In the highly charged legal and political debate over how the Trump administration and Republican Congress would reverse the Obama-era rules, almost any misstep could be fatal to the effort, accofrding to The Wall Street Journal.
Mr. Pai could announce his game plan as soon as this month to start acting at the commission’s May meeting, according to some people familiar with the matter. His timing will be crucial.
If Mr. Pai moves too fast to kill the existing rules, he risks provoking a court fight he could lose, according to some experts. But if he goes too slowly—potentially, by starting over with the government’s full rule-making process—Mr. Pai and his GOP allies might suffer politically, as online activists’ protests multiply.

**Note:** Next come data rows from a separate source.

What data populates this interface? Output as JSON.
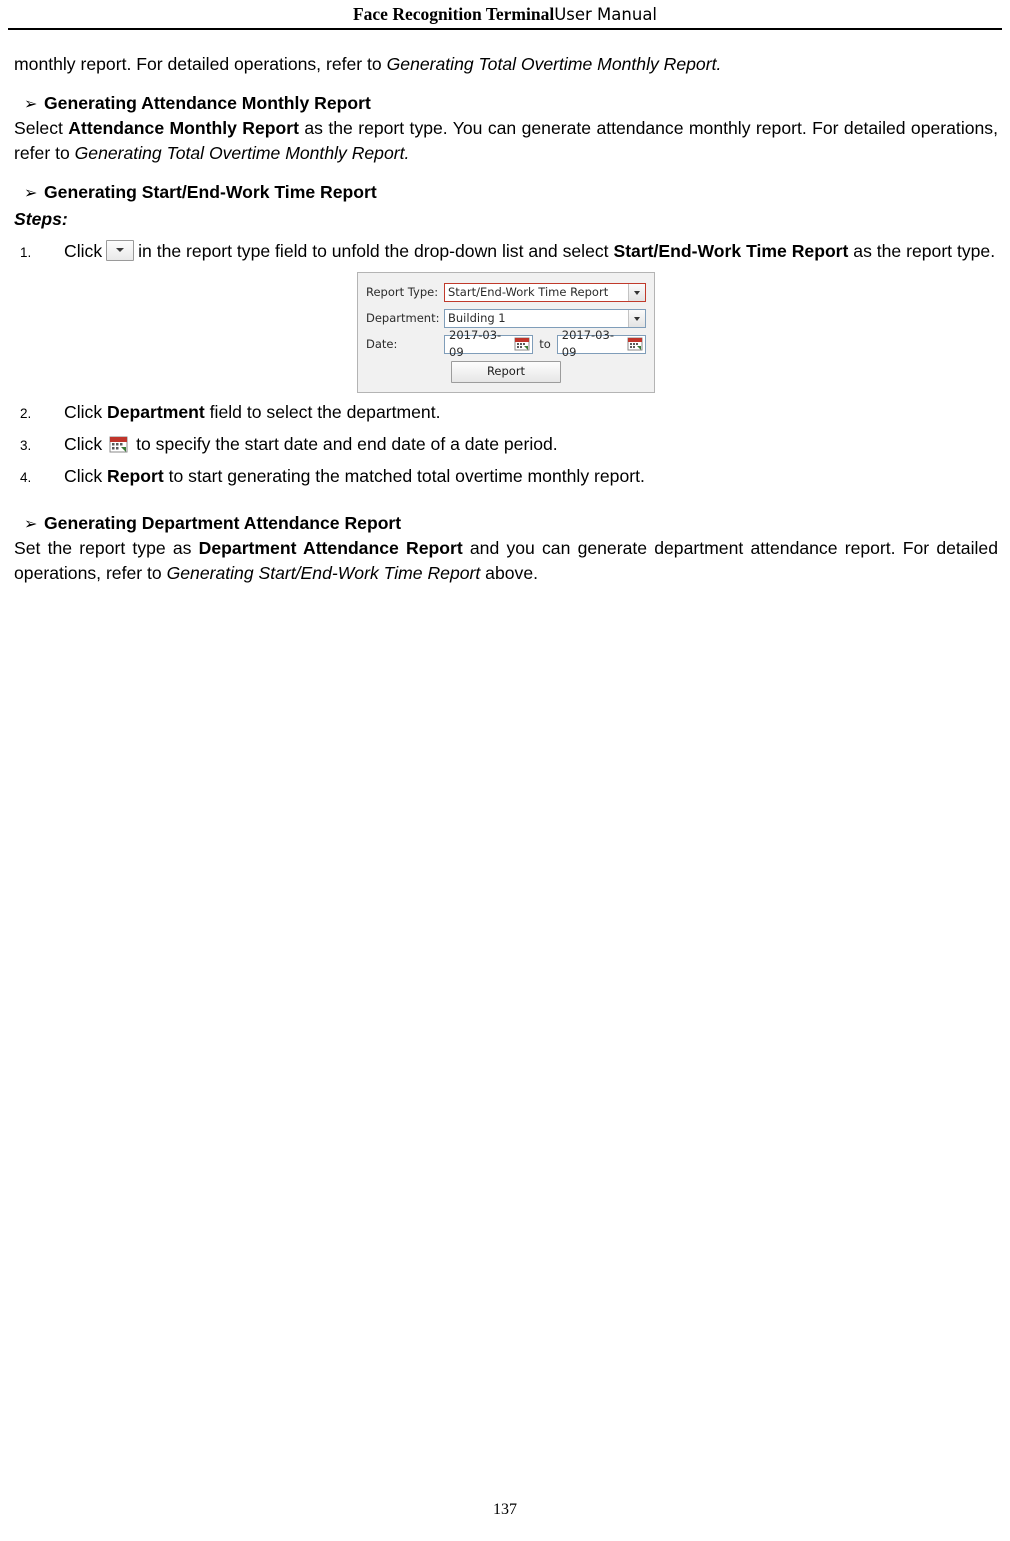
{
  "header": {
    "title_bold": "Face Recognition Terminal",
    "title_rest": "User Manual"
  },
  "body": {
    "intro_text_1": "monthly report. For detailed operations, refer to ",
    "intro_italic_1": "Generating Total Overtime Monthly Report.",
    "section1": {
      "arrow": "➢",
      "heading": "Generating Attendance Monthly Report",
      "p_part1": "Select ",
      "p_bold1": "Attendance Monthly Report",
      "p_part2": " as the report type. You can generate attendance monthly report. For detailed operations, refer to ",
      "p_italic1": "Generating Total Overtime Monthly Report."
    },
    "section2": {
      "arrow": "➢",
      "heading": "Generating Start/End-Work Time Report",
      "steps_label": "Steps:",
      "steps": [
        {
          "num": "1.",
          "pre": "Click",
          "icon": "dropdown-arrow-icon",
          "mid": "in the report type field to unfold the drop-down list and select ",
          "bold": "Start/End-Work Time Report",
          "post": " as the report type."
        },
        {
          "num": "2.",
          "pre": "Click ",
          "bold": "Department",
          "post": " field to select the department."
        },
        {
          "num": "3.",
          "pre": "Click",
          "icon": "calendar-icon",
          "post": "to specify the start date and end date of a date period."
        },
        {
          "num": "4.",
          "pre": "Click ",
          "bold": "Report",
          "post": " to start generating the matched total overtime monthly report."
        }
      ]
    },
    "section3": {
      "arrow": "➢",
      "heading": "Generating Department Attendance Report",
      "p_part1": "Set the report type as ",
      "p_bold1": "Department Attendance Report",
      "p_part2": " and you can generate department attendance report. For detailed operations, refer to ",
      "p_italic1": "Generating Start/End-Work Time Report",
      "p_part3": " above."
    }
  },
  "dialog": {
    "report_type_label": "Report Type:",
    "report_type_value": "Start/End-Work Time Report",
    "department_label": "Department:",
    "department_value": "Building 1",
    "date_label": "Date:",
    "date_start": "2017-03-09",
    "date_to": "to",
    "date_end": "2017-03-09",
    "report_button": "Report"
  },
  "footer": {
    "page_number": "137"
  }
}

The net-neutrality rules require internet service providers such as cable and wireless firms to treat all internet traffic the same. The providers have criticized the rules as regulatory overkill, particularly because they reclassified the firms as common carriers subject to extensive government oversight. But many activists say the rules are crucial to maintaining future competition on the internet. They are generally being supported by a range of big internet firms including Facebook Inc., Alphabet Inc. unit Google and Netflix Inc.
Whichever path Mr. Pai chooses, his road is studded with possible land mines, including vacancies on his commission, a continuing court fight over current rules and a new Supreme Court justice, the coming 2018 midterm elections and the potential for the kind of widespread protest only internet activists can organize.